- Born: June 1, 1842 Marble Hill, Pennsylvania, US
- Died: April 15, 1917 (aged 74) Philadelphia, Pennsylvania, US
- Allegiance: United States of America
- Branch: United States Army Union Army
- Service years: August 28, 1862 to July 14, 1865
- Rank: Sergeant
- Unit: 13th Regiment Pennsylvania Volunteer Cavalry - Company H
- Conflicts: Battle of Hatcher's Run
- Awards: Medal of Honor

= Daniel G. Caldwell =

American Civil War soldier (1842–1917)

Sergeant Daniel G. Caldwell (June 1, 1842 – April 15, 1917) was an American soldier who fought in the American Civil War.
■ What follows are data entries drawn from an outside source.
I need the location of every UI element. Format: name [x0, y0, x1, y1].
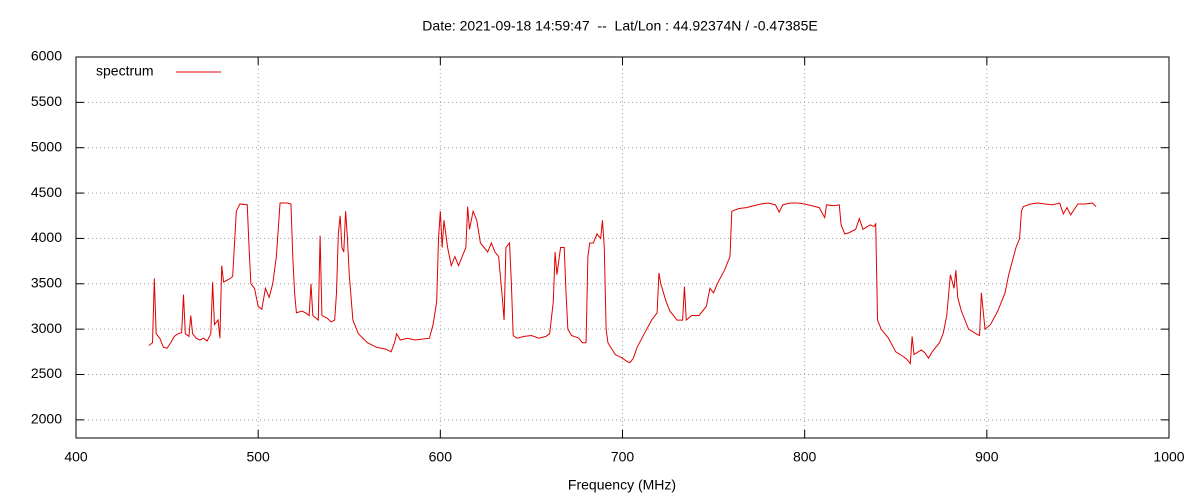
y-tick-label: 3500: [31, 274, 62, 290]
y-tick-label: 4000: [31, 229, 62, 245]
y-tick-label: 2500: [31, 365, 62, 381]
y-tick-label: 5000: [31, 138, 62, 154]
y-tick-label: 5500: [31, 93, 62, 109]
x-axis-label: Frequency (MHz): [568, 477, 676, 493]
x-tick-label: 400: [64, 449, 88, 465]
plot-frame: [75, 56, 1170, 439]
x-tick-label: 1000: [1153, 449, 1184, 465]
y-tick-label: 4500: [31, 184, 62, 200]
y-tick-label: 3000: [31, 320, 62, 336]
spectrum-line: [148, 202, 1097, 365]
x-tick-label: 600: [429, 449, 453, 465]
chart-title: Date: 2021-09-18 14:59:47 -- Lat/Lon : 4…: [422, 18, 817, 34]
y-tick-label: 6000: [31, 48, 62, 64]
x-tick-label: 700: [611, 449, 635, 465]
y-tick-label: 2000: [31, 411, 62, 427]
x-tick-label: 500: [246, 449, 270, 465]
legend-label: spectrum: [96, 63, 154, 79]
x-tick-label: 800: [793, 449, 817, 465]
x-tick-label: 900: [975, 449, 999, 465]
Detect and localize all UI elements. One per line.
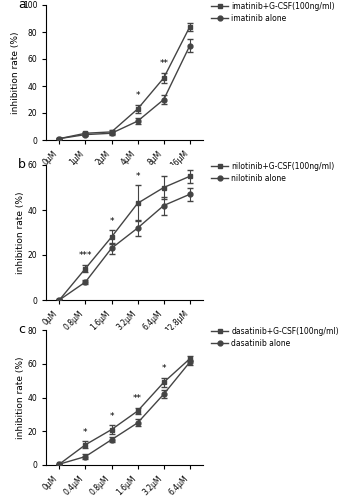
Text: **: ** [133, 394, 142, 403]
Text: a: a [18, 0, 26, 11]
Y-axis label: inhibition rate (%): inhibition rate (%) [16, 191, 25, 274]
Legend: imatinib+G-CSF(100ng/ml), imatinib alone: imatinib+G-CSF(100ng/ml), imatinib alone [211, 2, 335, 23]
Text: *: * [83, 428, 88, 436]
Text: c: c [18, 324, 25, 336]
Text: b: b [18, 158, 26, 171]
Text: ***: *** [79, 252, 92, 260]
Text: *: * [135, 172, 140, 180]
Y-axis label: inhibition rate (%): inhibition rate (%) [11, 31, 20, 114]
Legend: dasatinib+G-CSF(100ng/ml), dasatinib alone: dasatinib+G-CSF(100ng/ml), dasatinib alo… [211, 327, 339, 348]
Y-axis label: inhibition rate (%): inhibition rate (%) [16, 356, 25, 439]
Text: *: * [109, 216, 114, 226]
Text: *: * [109, 412, 114, 420]
Text: *: * [162, 364, 166, 374]
Legend: nilotinib+G-CSF(100ng/ml), nilotinib alone: nilotinib+G-CSF(100ng/ml), nilotinib alo… [211, 162, 335, 183]
Text: **: ** [159, 60, 168, 68]
Text: *: * [135, 91, 140, 100]
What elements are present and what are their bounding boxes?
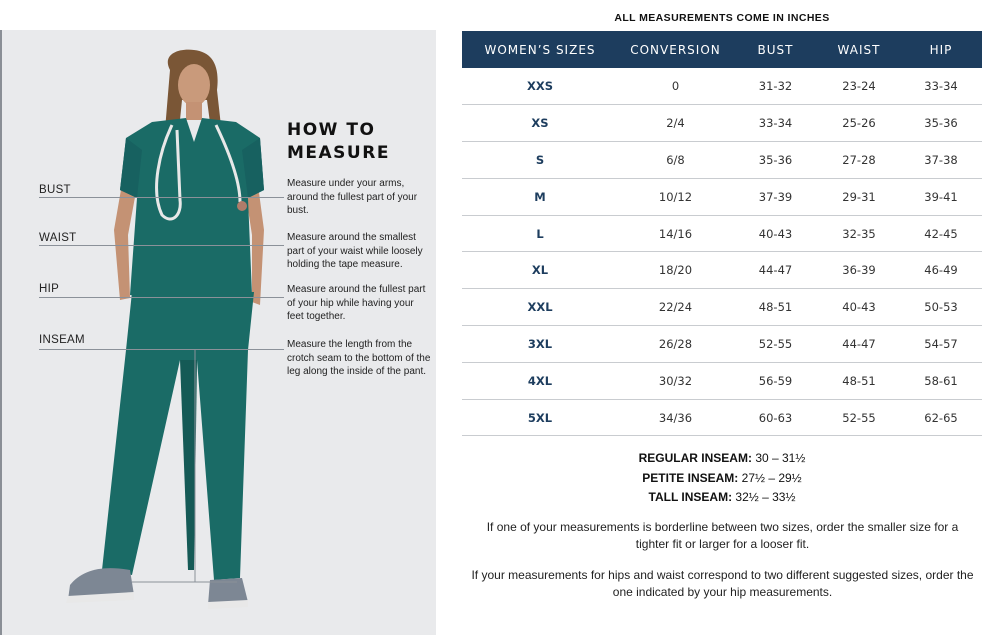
conversion-cell: 10/12 (618, 178, 733, 216)
hip-cell: 62-65 (900, 399, 982, 437)
bust-cell: 35-36 (733, 141, 818, 179)
conversion-cell: 26/28 (618, 325, 733, 363)
size-cell: XL (462, 251, 618, 290)
size-chart-table: WOMEN’S SIZES CONVERSION BUST WAIST HIP … (462, 31, 982, 437)
conversion-cell: 0 (618, 68, 733, 106)
col-header-sizes: WOMEN’S SIZES (462, 31, 618, 68)
tall-inseam: TALL INSEAM: 32½ – 33½ (462, 490, 982, 504)
col-header-waist: WAIST (818, 31, 900, 68)
table-row: XXS 0 31-32 23-24 33-34 (462, 68, 982, 106)
waist-cell: 32-35 (818, 215, 900, 253)
bust-cell: 31-32 (733, 68, 818, 106)
waist-guide-line (39, 245, 284, 246)
bust-cell: 52-55 (733, 325, 818, 363)
waist-cell: 27-28 (818, 141, 900, 179)
table-row: S 6/8 35-36 27-28 37-38 (462, 141, 982, 179)
bust-cell: 40-43 (733, 215, 818, 253)
col-header-conversion: CONVERSION (618, 31, 733, 68)
bust-label: BUST (39, 184, 71, 196)
waist-cell: 29-31 (818, 178, 900, 216)
hip-label: HIP (39, 283, 60, 295)
hip-description: Measure around the fullest part of your … (287, 284, 426, 322)
size-cell: XS (462, 104, 618, 143)
table-row: XXL 22/24 48-51 40-43 50-53 (462, 288, 982, 327)
size-cell: M (462, 178, 618, 216)
conversion-cell: 22/24 (618, 288, 733, 327)
hip-cell: 37-38 (900, 141, 982, 179)
waist-cell: 44-47 (818, 325, 900, 363)
waist-description: Measure around the smallest part of your… (287, 232, 423, 270)
inseam-guide-line (39, 349, 284, 350)
hip-cell: 35-36 (900, 104, 982, 143)
table-row: M 10/12 37-39 29-31 39-41 (462, 178, 982, 216)
waist-cell: 40-43 (818, 288, 900, 327)
conversion-cell: 30/32 (618, 362, 733, 400)
table-header-row: WOMEN’S SIZES CONVERSION BUST WAIST HIP (462, 31, 982, 68)
waist-cell: 25-26 (818, 104, 900, 143)
hip-cell: 46-49 (900, 251, 982, 290)
inseam-label: INSEAM (39, 334, 85, 346)
conversion-cell: 6/8 (618, 141, 733, 179)
bust-description: Measure under your arms, around the full… (287, 178, 418, 216)
col-header-bust: BUST (733, 31, 818, 68)
hip-cell: 58-61 (900, 362, 982, 400)
table-row: XS 2/4 33-34 25-26 35-36 (462, 104, 982, 143)
conversion-cell: 2/4 (618, 104, 733, 143)
petite-inseam-value: 27½ – 29½ (741, 471, 802, 485)
bust-cell: 33-34 (733, 104, 818, 143)
hip-waist-note: If your measurements for hips and waist … (471, 568, 974, 599)
size-cell: XXS (462, 68, 618, 106)
table-row: 4XL 30/32 56-59 48-51 58-61 (462, 362, 982, 400)
size-cell: L (462, 215, 618, 253)
model-figure-illustration (66, 49, 264, 609)
bust-cell: 48-51 (733, 288, 818, 327)
how-to-measure-heading: HOW TO MEASURE (287, 120, 390, 163)
petite-inseam: PETITE INSEAM: 27½ – 29½ (462, 471, 982, 485)
table-row: 5XL 34/36 60-63 52-55 62-65 (462, 399, 982, 437)
size-cell: XXL (462, 288, 618, 327)
waist-cell: 36-39 (818, 251, 900, 290)
measure-guide-panel: HOW TO MEASURE BUST Measure under your a… (0, 30, 436, 635)
bust-cell: 44-47 (733, 251, 818, 290)
table-row: XL 18/20 44-47 36-39 46-49 (462, 251, 982, 290)
waist-cell: 23-24 (818, 68, 900, 106)
col-header-hip: HIP (900, 31, 982, 68)
hip-cell: 33-34 (900, 68, 982, 106)
waist-label: WAIST (39, 232, 77, 244)
regular-inseam-label: REGULAR INSEAM: (638, 451, 752, 465)
hip-cell: 50-53 (900, 288, 982, 327)
conversion-cell: 14/16 (618, 215, 733, 253)
bust-cell: 60-63 (733, 399, 818, 437)
waist-cell: 48-51 (818, 362, 900, 400)
waist-cell: 52-55 (818, 399, 900, 437)
size-cell: 4XL (462, 362, 618, 400)
size-cell: 3XL (462, 325, 618, 363)
bust-cell: 56-59 (733, 362, 818, 400)
tall-inseam-label: TALL INSEAM: (648, 490, 733, 504)
regular-inseam: REGULAR INSEAM: 30 – 31½ (462, 451, 982, 465)
hip-cell: 42-45 (900, 215, 982, 253)
size-cell: 5XL (462, 399, 618, 437)
hip-cell: 39-41 (900, 178, 982, 216)
hip-cell: 54-57 (900, 325, 982, 363)
bust-cell: 37-39 (733, 178, 818, 216)
size-cell: S (462, 141, 618, 179)
tall-inseam-value: 32½ – 33½ (735, 490, 796, 504)
chart-title: ALL MEASUREMENTS COME IN INCHES (614, 12, 830, 24)
regular-inseam-value: 30 – 31½ (755, 451, 806, 465)
table-row: L 14/16 40-43 32-35 42-45 (462, 215, 982, 253)
petite-inseam-label: PETITE INSEAM: (642, 471, 739, 485)
conversion-cell: 18/20 (618, 251, 733, 290)
table-row: 3XL 26/28 52-55 44-47 54-57 (462, 325, 982, 363)
hip-guide-line (39, 297, 284, 298)
conversion-cell: 34/36 (618, 399, 733, 437)
bust-guide-line (39, 197, 284, 198)
borderline-size-note: If one of your measurements is borderlin… (486, 520, 959, 551)
inseam-description: Measure the length from the crotch seam … (287, 339, 431, 377)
Caldwell received the country's highest award for bravery during combat, the Medal of Honor, for his action during the Battle of Hatcher's Run in Virginia on 6 February 1865. He was honored with the award on 25 February 1865.

==Biography==
Caldwell was born in Marble Hill, Pennsylvania on 1 June 1842. He enlisted in the 13th Pennsylvania Cavalry on 28 August 1862. After earning the Medal of Honor he was promoted to 2nd lieutenant. He served until the end of the war when he was mustered out on 14 July 1865.

Caldwall died on 15 April 1917.

==Medal of Honor citation==

In a mounted charge, dashed into center of the enemy's line and captured the colors of the 33rd North Carolina Infantry.